While these precautionary measures can’t completely eliminate the risk of learning and behavioral disorders in children, they all point to a mother who is as healthy as possible during conception and pregnancy, which is always a good thing for mother and baby. The following are some guidelines to consider based on my research about Autism Spectrum Disorder:
- Get to or maintain a healthy weight and reduce your sugar intake before conception if possible. Recent research suggests that maternal obesity and gestational diabetes may increase your risk of having a child with autism.
- Take prenatal vitamins with plenty of folic acid well before you plan to conceive. Some studies have indicated that prenatal vitamins can decrease the risk of having a child with autism and other developmental disorders.
- If possible, start a family before you enter your 30s. It’s no secret that as women age, their eggs become less viable. Now a recent study suggests that the age of the father may also be a risk factor for having a child with autism, particularly for a man over the age of 35.
- Avoid pesticides.
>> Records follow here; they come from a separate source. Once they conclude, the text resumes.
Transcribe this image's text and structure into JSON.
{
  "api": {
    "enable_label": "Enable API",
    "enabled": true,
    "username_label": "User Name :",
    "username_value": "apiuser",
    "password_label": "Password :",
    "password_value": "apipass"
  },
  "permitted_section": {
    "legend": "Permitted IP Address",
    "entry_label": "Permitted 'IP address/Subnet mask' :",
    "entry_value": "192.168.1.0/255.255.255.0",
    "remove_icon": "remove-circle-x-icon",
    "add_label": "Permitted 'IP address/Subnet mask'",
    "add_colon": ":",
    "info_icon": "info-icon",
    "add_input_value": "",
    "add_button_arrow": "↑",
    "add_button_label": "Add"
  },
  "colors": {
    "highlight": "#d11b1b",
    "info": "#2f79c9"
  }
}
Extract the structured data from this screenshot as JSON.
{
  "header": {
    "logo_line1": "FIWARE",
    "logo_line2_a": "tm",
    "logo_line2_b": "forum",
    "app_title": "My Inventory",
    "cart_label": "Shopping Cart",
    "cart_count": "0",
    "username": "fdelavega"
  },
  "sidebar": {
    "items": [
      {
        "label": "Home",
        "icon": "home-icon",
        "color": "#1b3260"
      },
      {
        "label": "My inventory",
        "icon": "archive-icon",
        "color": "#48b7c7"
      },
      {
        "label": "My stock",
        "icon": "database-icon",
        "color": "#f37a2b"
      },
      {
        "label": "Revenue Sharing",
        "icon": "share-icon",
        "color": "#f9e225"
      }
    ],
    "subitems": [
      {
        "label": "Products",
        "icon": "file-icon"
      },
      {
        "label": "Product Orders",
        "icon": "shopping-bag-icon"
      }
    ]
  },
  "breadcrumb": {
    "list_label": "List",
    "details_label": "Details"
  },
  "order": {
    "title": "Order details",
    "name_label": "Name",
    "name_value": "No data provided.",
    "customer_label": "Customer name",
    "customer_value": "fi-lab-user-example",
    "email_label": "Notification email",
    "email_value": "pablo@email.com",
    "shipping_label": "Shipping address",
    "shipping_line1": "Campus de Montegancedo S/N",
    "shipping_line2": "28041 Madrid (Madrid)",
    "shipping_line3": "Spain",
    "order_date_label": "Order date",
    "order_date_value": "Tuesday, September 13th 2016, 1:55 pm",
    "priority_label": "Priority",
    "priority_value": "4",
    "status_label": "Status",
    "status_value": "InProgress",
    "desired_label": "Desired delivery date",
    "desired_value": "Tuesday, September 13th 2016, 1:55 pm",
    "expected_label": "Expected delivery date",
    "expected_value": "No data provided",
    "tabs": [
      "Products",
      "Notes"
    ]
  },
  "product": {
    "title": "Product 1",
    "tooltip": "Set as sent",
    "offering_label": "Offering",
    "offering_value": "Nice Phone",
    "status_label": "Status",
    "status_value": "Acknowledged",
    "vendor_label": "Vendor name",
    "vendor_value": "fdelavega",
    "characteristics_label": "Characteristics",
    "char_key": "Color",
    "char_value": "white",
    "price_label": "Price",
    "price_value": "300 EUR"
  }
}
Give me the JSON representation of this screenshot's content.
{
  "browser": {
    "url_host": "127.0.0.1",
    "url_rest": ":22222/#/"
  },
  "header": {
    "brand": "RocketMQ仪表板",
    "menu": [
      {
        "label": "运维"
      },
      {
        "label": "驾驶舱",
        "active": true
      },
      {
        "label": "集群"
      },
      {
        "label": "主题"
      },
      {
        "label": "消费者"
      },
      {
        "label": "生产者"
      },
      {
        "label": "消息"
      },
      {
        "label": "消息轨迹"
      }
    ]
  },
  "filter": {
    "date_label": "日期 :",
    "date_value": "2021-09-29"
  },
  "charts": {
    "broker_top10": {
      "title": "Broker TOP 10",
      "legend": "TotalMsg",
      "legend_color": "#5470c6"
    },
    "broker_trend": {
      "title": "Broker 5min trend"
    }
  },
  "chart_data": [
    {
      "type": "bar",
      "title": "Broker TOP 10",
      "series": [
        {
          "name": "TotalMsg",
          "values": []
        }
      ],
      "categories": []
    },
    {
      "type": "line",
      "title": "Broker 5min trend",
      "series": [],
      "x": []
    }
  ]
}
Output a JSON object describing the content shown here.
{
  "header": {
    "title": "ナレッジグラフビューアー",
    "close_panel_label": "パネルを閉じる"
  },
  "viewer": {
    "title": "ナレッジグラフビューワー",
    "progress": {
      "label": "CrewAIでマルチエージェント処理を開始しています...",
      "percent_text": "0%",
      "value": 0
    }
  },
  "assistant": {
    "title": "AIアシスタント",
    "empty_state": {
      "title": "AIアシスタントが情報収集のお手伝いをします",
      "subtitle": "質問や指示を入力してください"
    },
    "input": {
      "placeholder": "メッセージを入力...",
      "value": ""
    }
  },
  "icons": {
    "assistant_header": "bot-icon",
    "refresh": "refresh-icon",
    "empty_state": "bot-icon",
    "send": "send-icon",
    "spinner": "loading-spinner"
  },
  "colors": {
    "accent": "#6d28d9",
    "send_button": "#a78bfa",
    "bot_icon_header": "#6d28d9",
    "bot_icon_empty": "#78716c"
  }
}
Research indicates a host of issues are present among children exposed to pesticides in utero, and specifically there may be a link to autism. It is simply not worth the risk.
- Avoid BPA and other hormone disrupters as much as possible. Ditch plastic containers and choose glass instead. Also avoid flame retardant chemicals as they have been linked to autism. Click here to read more about enjoying a green pregnancy.
Once your baby is born, make eye contact and talk to your baby as much as possible. Meaningful interaction with your baby will help his or her developing brain make important connections. When its age appropriate, get on the floor with your baby as he or she develops core strength and crucial motor movements. If your child is missing milestones, be sure to talk with your health care provider.
At Babyminding, we encourage you to do your own research and learn all you can about reducing your risk of having a child with autism. While there is no sure-fire way to prevent the disorder, taking care of yourself and your baby before and after conception can go a long way in reducing your risk.